Is it more than coincidence that on the same day the US State Department released its annual country reports on terrorism, 14 US citizens were arrested for providing financial support to al-Shabab? Proves the threat is real and that law enforcement is on top of it. Counter-terrorism officials had already dispersed into the media, providing them rapid access to spinning the story. Intentional or not the two events played well for Washington, as their timing led to the same outcome.
Like the latest bombings in Kampala, Uganda, any terror-related news involving Somalia only invokes reactionary fear in America, not rationality. Wars are driven, not resolved, by this thinking.
"This is a very disturbing trend that we have been intensely investigating in recent years,” said US attorney general Eric Holder, “and will continue to investigate and will root out. But we must also work to prevent this type of radicalization from ever taking hold.”
Now Holder may be a fine lawyer, except he's no counterinsurgent and that is the skill in question. Somalia isn’t “a terrorism” but an insurgency, which few US official are willing to differentiate. al-Shabab cannot simply be killed off or arrested, the conditions that enable it to thrive must be neutralized. Minnesota Governor Tim Pawlenty offered a short statement: “This is a stark reminder that the threat of terrorism is not limited to faraway places. We must remain aggressive and vigilant in combating terrorism both at home and abroad.”
And Rep. Tim Walz, who represents the Rochester district where several suspects were arrested, vowed, “Terrorists around the world need to clearly understand that this country will never rest until their extremist ideology is eliminated whether it be in Somalia, Afghanistan or on the streets of Rochester. From my experience meeting with our special forces in the Horn of Africa and in meetings with the FBI held in my Rochester office, it is clear we need to remain vigilant and focused on defeating terrorism here and around the world.”
These men may or may not be capable in their positions, but they demonstrate limited familiarity with counterinsurgency.

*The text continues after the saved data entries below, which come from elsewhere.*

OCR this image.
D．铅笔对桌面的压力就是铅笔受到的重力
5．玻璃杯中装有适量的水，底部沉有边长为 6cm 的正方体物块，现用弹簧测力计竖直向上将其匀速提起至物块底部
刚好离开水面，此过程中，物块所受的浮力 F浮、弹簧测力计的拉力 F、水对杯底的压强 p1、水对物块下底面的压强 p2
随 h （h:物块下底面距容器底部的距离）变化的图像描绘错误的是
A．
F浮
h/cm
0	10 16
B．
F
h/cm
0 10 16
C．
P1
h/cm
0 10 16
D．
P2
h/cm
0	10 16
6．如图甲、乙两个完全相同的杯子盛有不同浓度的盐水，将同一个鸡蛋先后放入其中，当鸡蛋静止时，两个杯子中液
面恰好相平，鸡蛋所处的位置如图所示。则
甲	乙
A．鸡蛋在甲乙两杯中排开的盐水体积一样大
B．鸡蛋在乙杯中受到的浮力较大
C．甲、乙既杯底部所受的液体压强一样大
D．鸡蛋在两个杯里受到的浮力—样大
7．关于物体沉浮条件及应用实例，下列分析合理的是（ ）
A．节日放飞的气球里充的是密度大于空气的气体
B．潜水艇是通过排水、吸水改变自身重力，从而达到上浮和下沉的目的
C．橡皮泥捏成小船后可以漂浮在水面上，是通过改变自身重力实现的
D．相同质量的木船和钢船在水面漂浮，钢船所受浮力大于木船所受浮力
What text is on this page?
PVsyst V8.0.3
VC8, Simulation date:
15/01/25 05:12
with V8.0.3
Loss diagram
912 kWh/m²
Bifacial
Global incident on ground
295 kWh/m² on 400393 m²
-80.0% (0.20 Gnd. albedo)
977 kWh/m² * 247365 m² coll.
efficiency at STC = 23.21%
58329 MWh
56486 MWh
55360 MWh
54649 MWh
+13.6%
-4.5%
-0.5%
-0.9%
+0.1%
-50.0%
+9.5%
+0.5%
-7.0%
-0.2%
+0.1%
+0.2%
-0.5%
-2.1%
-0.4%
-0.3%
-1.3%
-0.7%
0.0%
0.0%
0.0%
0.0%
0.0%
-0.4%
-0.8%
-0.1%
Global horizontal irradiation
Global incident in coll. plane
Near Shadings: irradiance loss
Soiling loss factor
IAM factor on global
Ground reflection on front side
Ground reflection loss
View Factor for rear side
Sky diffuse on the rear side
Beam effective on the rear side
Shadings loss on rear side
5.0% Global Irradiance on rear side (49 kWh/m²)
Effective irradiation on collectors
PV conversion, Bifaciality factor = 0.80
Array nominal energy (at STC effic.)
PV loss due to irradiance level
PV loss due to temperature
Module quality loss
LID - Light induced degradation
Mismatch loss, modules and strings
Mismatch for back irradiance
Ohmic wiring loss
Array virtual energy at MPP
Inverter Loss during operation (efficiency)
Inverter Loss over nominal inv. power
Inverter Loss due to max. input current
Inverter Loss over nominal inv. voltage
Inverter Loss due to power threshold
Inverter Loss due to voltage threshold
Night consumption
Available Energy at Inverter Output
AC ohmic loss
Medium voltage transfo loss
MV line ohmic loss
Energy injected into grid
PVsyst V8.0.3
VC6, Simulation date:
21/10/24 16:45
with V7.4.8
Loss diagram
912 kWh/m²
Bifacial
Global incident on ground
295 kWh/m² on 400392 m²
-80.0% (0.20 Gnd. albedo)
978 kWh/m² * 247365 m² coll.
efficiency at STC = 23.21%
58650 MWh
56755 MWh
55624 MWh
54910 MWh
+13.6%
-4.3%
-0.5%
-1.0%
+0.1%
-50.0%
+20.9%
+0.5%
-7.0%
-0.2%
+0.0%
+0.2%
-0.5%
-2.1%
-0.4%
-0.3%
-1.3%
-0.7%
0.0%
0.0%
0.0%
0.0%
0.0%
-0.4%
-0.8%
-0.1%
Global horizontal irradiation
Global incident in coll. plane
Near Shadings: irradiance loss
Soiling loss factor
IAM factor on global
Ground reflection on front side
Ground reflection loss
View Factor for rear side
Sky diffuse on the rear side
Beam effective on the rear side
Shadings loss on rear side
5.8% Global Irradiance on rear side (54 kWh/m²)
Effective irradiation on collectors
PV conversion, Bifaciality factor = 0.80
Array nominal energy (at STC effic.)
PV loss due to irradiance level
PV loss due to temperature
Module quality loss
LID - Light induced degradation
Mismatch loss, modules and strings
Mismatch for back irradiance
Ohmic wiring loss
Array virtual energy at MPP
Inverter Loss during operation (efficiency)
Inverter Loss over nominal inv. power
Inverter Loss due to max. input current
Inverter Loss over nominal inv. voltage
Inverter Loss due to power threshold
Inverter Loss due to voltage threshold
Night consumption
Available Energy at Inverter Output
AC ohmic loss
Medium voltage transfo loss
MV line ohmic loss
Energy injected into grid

None offer any motive why these 20 suspects from Minnesota were driven to “radicalization” and “terror,” only that their kind must be defeated “around the world.” Were America to do as they say and increase military activity in Somalia, through drone strikes or overt Special Forces for example, radicalization within the Western Somali diaspora would increase.
“As demonstrated by the charges unsealed today,” Holder said, “we are seeing an increasing number of individuals, including U.S. citizens, who have become captivated by extremist ideology and have taken steps to carry out terrorist objectives, either at home or abroad. It’s a disturbing trend that we have been intensely investigating.”
But given Washington’s push for extra African Union (AU) troops in Somalia, the war itself appears immune from investigation. Daniel Benjamin, State Department coordinator for counter-terrorism, toed the same initial line that home-grown Islamist radicalization is a “disturbing trend,” only he added “it is also a trend that was to be expected.” Unwilling as he too appears to question Somalia’s root conflict, he cited Ethiopia’s invasion in 2006 as a source of “a great deal of anger.”
Rarely stated in the media is that Minnesota houses around 30,000 Somali immigrants, the most in America, and many are refugees. The AP reports, “20 men from the U.S. — all but one of Somali descent — left Minnesota from December 2007 through October 2009 to join al-Shabab.” The include 33-year-old Amina Farah Ali and 63-year-old Hawa Mohamed Hassan, Abdikadir Ali Abdi, 19; Abdisalan Hussein Ali, 21; and Cabdulaahi Ahmed Faarax, 33) and two others (Farah Mohamed Beledi, 26; and Abdiweli Yassin Isse, 26).
While US officials hype a “direct terror pipeline,” most avoid the direct pipeline between Ethiopia’s US-sponsored invasion and today’s events.
Holder labels the suspect list as evidence that, “we are seeing an increasing number of individuals, including U.S. citizens, who have become captivated by extremist ideology,” but only one isn’t of Somali descent. Nor have they merely been “captivated,” witnessing Somalia’s suffering and foreign meddling first hand. Benjamin also warned that another Ethiopian-style event “could foment radical support.”
And here goes a new Ugandan-led, AU backed, US funded intervention into Somalia, against the advice of many regional and international analysts and officials.
America would reconsider US foreign policy - seemingly endless wars in Afghanistan, Pakistan, and Somalia, or Israeli unilateralism - were it serious about correcting the upswing in “homegrown” radicalization. Thursday's arrests as President Barack Obama’s non-military focus, but this is erroneous. America has long driven AU and foreign intervention, whether Bush or Obama, leading to a massive Somali diaspora vulnerable to al-Shabab’s influence. With the AU’s latest mission likely to prove indecisive and further destabilize the conflict, Somalis will continue seeking refuge in the West and some will inevitably come to disdain the West.
Listening to politicians who cannot separate counter-terrorism from counterinsurgency offers a fast track to escalation and radicalization.